Patient information from BMJ

Cystic fibrosis: what is it?

Last published:Jul 10, 2020

Cystic fibrosis is a genetic (inherited) condition that is present from birth. It affects the lungs and digestive system. Treatments can help ease the symptoms and prevent complications but the condition usually gets worse as people get older. There is no cure and people with cystic fibrosis have a reduced life expectancy.

What is cystic fibrosis?

Cystic fibrosis (CF) affects the lungs and digestive system by causing them to become clogged with thick mucus so that they can’t work properly.

The congestion in the lungs leads to chest infections and shortness of breath, while the mucus in the digestive organs makes it harder to digest food normally. This means that people with CF often have problems getting enough nutrition from their food.

These problems gradually get worse as people age. People with CF tend to die earlier than most people, usually because of lung problems.

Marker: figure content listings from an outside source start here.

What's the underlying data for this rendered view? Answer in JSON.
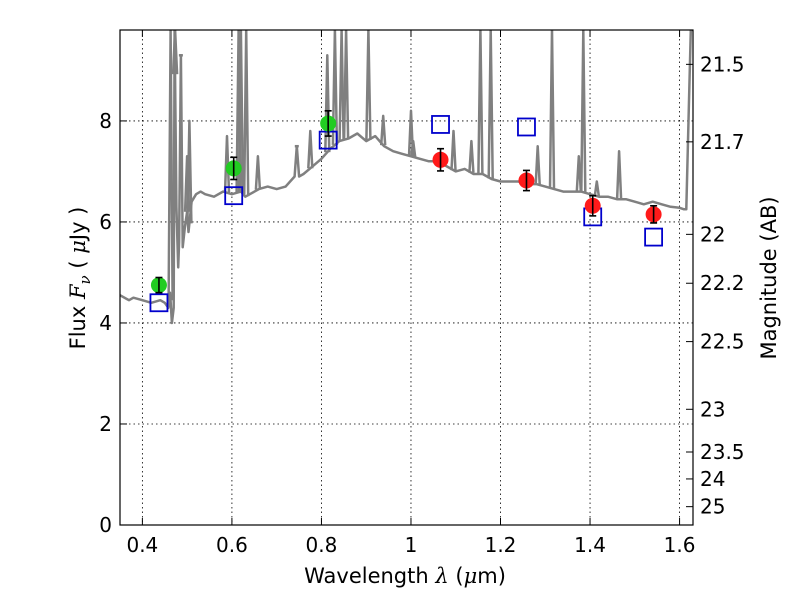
{
  "chart_data": {
    "type": "scatter",
    "title": "",
    "xlabel": "Wavelength",
    "xlabel_symbol": "λ",
    "xlabel_unit_open": "(",
    "xlabel_unit_mu": "μ",
    "xlabel_unit_rest": "m)",
    "ylabel_prefix": "Flux",
    "ylabel_symbol": "F",
    "ylabel_subscript": "ν",
    "ylabel_unit_open": "(",
    "ylabel_unit_mu": "μ",
    "ylabel_unit_rest": "Jy )",
    "y2label": "Magnitude (AB)",
    "xlim": [
      0.35,
      1.63
    ],
    "ylim": [
      0,
      9.8
    ],
    "grid": true,
    "xticks": [
      "0.4",
      "0.6",
      "0.8",
      "1",
      "1.2",
      "1.4",
      "1.6"
    ],
    "yticks": [
      "0",
      "2",
      "4",
      "6",
      "8"
    ],
    "y2ticks": [
      "21.5",
      "21.7",
      "22",
      "22.2",
      "22.5",
      "23",
      "23.5",
      "24",
      "25"
    ],
    "colors": {
      "spectrum": "#808080",
      "optical_points": "#22cc22",
      "nir_points": "#ff1a1a",
      "model_squares": "#0000cc",
      "errorbar": "#000000"
    },
    "series": [
      {
        "marker": "green-circle",
        "x": [
          0.437,
          0.604,
          0.815
        ],
        "y": [
          4.75,
          7.06,
          7.95
        ],
        "yerr": [
          0.15,
          0.22,
          0.25
        ]
      },
      {
        "marker": "red-circle",
        "x": [
          1.066,
          1.258,
          1.406,
          1.542
        ],
        "y": [
          7.23,
          6.82,
          6.32,
          6.15
        ],
        "yerr": [
          0.22,
          0.2,
          0.2,
          0.17
        ]
      },
      {
        "marker": "blue-open-square",
        "x": [
          0.437,
          0.604,
          0.815,
          1.066,
          1.258,
          1.406,
          1.542
        ],
        "y": [
          4.4,
          6.52,
          7.62,
          7.93,
          7.88,
          6.1,
          5.7
        ]
      },
      {
        "marker": "grey-line-spectrum",
        "x": [
          0.35,
          0.37,
          0.38,
          0.4,
          0.42,
          0.44,
          0.45,
          0.458,
          0.462,
          0.466,
          0.47,
          0.472,
          0.476,
          0.48,
          0.482,
          0.486,
          0.49,
          0.495,
          0.5,
          0.503,
          0.51,
          0.52,
          0.53,
          0.54,
          0.56,
          0.58,
          0.6,
          0.62,
          0.63,
          0.64,
          0.66,
          0.68,
          0.7,
          0.72,
          0.74,
          0.745,
          0.75,
          0.76,
          0.78,
          0.8,
          0.82,
          0.84,
          0.86,
          0.88,
          0.9,
          0.92,
          0.94,
          0.96,
          0.98,
          1.0,
          1.02,
          1.04,
          1.06,
          1.08,
          1.1,
          1.12,
          1.14,
          1.16,
          1.18,
          1.2,
          1.22,
          1.24,
          1.26,
          1.28,
          1.3,
          1.32,
          1.34,
          1.36,
          1.38,
          1.4,
          1.42,
          1.44,
          1.46,
          1.48,
          1.5,
          1.52,
          1.54,
          1.56,
          1.58,
          1.6,
          1.61,
          1.615,
          1.62,
          1.625,
          1.63
        ],
        "y": [
          4.55,
          4.45,
          4.5,
          4.45,
          4.4,
          4.45,
          4.4,
          4.3,
          4.6,
          4.0,
          4.3,
          9.8,
          6.3,
          5.1,
          5.6,
          9.3,
          5.5,
          5.9,
          6.2,
          5.8,
          6.4,
          6.55,
          6.6,
          6.55,
          6.5,
          6.6,
          6.55,
          6.6,
          6.5,
          6.55,
          6.65,
          6.7,
          6.65,
          6.7,
          6.9,
          7.5,
          6.9,
          6.95,
          7.1,
          7.25,
          7.45,
          7.6,
          7.65,
          7.75,
          7.6,
          7.7,
          7.5,
          7.4,
          7.35,
          7.3,
          7.25,
          7.2,
          7.2,
          7.1,
          7.0,
          7.05,
          6.95,
          6.95,
          6.85,
          6.8,
          6.8,
          6.8,
          6.75,
          6.75,
          6.7,
          6.65,
          6.6,
          6.6,
          6.6,
          6.55,
          6.5,
          6.5,
          6.45,
          6.45,
          6.4,
          6.35,
          6.4,
          6.35,
          6.3,
          6.28,
          6.25,
          6.25,
          8.0,
          9.8,
          9.8
        ]
      }
    ],
    "emission_lines": [
      {
        "x": 0.463,
        "peak": 9.8
      },
      {
        "x": 0.473,
        "peak": 9.8
      },
      {
        "x": 0.486,
        "peak": 9.3
      },
      {
        "x": 0.5,
        "peak": 7.3
      },
      {
        "x": 0.505,
        "peak": 8.0
      },
      {
        "x": 0.589,
        "peak": 7.7
      },
      {
        "x": 0.615,
        "peak": 9.8
      },
      {
        "x": 0.62,
        "peak": 9.8
      },
      {
        "x": 0.632,
        "peak": 9.8
      },
      {
        "x": 0.658,
        "peak": 7.3
      },
      {
        "x": 0.745,
        "peak": 7.5
      },
      {
        "x": 0.775,
        "peak": 7.8
      },
      {
        "x": 0.813,
        "peak": 9.3
      },
      {
        "x": 0.83,
        "peak": 9.8
      },
      {
        "x": 0.845,
        "peak": 9.8
      },
      {
        "x": 0.855,
        "peak": 9.8
      },
      {
        "x": 0.905,
        "peak": 9.8
      },
      {
        "x": 0.938,
        "peak": 8.1
      },
      {
        "x": 1.005,
        "peak": 7.6
      },
      {
        "x": 1.0,
        "peak": 8.2
      },
      {
        "x": 1.095,
        "peak": 7.8
      },
      {
        "x": 1.135,
        "peak": 7.6
      },
      {
        "x": 1.155,
        "peak": 9.8
      },
      {
        "x": 1.178,
        "peak": 9.8
      },
      {
        "x": 1.283,
        "peak": 7.5
      },
      {
        "x": 1.315,
        "peak": 9.8
      },
      {
        "x": 1.385,
        "peak": 9.8
      },
      {
        "x": 1.375,
        "peak": 7.3
      },
      {
        "x": 1.415,
        "peak": 6.8
      },
      {
        "x": 1.465,
        "peak": 7.4
      }
    ]
  }
}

CF is rare. It affects about 1 in every 3000 people. You can only get it if both your parents carry a specific faulty gene. And even then there’s only a one in four chance that you will have the condition.

For information on treatments for CF, see our leaflet Cystic fibrosis: what treatments work?

What are the symptoms?

These days many countries screen newborn babies for CF. So if someone has CF it’s usually detected at that point. The screening involves a heel-prick blood test.

If this test suggests that your baby might have CF, he or she will need further tests, including a sweat test. Testing your baby’s sweat can show whether they have the condition.

The symptoms usually appear when your child is between one and three years old. But they can start earlier, when your child is still a baby, or later in childhood. Sometimes they don’t really appear until adulthood.

Symptoms of CF include:

• failure to 'thrive' as a baby or young child. This means that the child doesn’t seem to grow at what’s considered the usual rate

• a wet-sounding cough

• shortness of breath

• being prone to chest infections

• long-term sinus problems

• an unusually large appetite.

As well as an unusually large appetite, people with CF can also have other digestive symptoms, such as diarrhoea, and very smelly stools that float because they contain a lot of fat that their digestive system can’t absorb.

'Clubbing' of the fingers and toes is also common in people with CF. This means that the tops of the fingernails and toenails are very rounded in shape instead of fairly flat.

If your child hasn’t been diagnosed through screening at birth, and your doctor suspects CF, he or she will ask you about:

• what country your child was born in. This is to find out whether he or she was likely to have been screened at birth

• any family history of the condition

• whether your child has recurrent chest problems

• any digestive problems, such as diarrhoea, an unusually large appetite, or gastro-oesophageal reflux ('acid' reflux or heartburn).

Your doctor will also do a sweat test. If the result of this test isn’t clear, and your doctor still suspects CF, he or she might suggest genetic testing.

What will happen?

CF is a serious condition that shortens people’s lives. There is no cure. But the outlook is changing.

A few decades ago most people with CF died in childhood. Most people with CF now live into their late 30s, and many live much longer. And advances in treatments are still being made.

The ongoing care of people with CF is also improving. If you have CF you should be seen in a specialist centre every 3 months, or more often depending on your health. You can discuss how you are doing with a doctor and nutritionist and have tests to check if you are getting the right nutrition and how well your lungs are working.

One thing that has been shown to help people with CF stay healthier and live longer is regular exercise. Exercise helps keep the lungs working well. You can talk with your doctor about what type and how much exercise you (or your child) should do. But staying as active as possible is a good rule of thumb.

There are various charities and support groups to help people with CF and the parents of children with the condition. You should be able to find them easily online. For example, in the UK, the Cystic Fibrosis Trust (cysticfibrosis.org.uk) provides information and help with many aspects of the condition.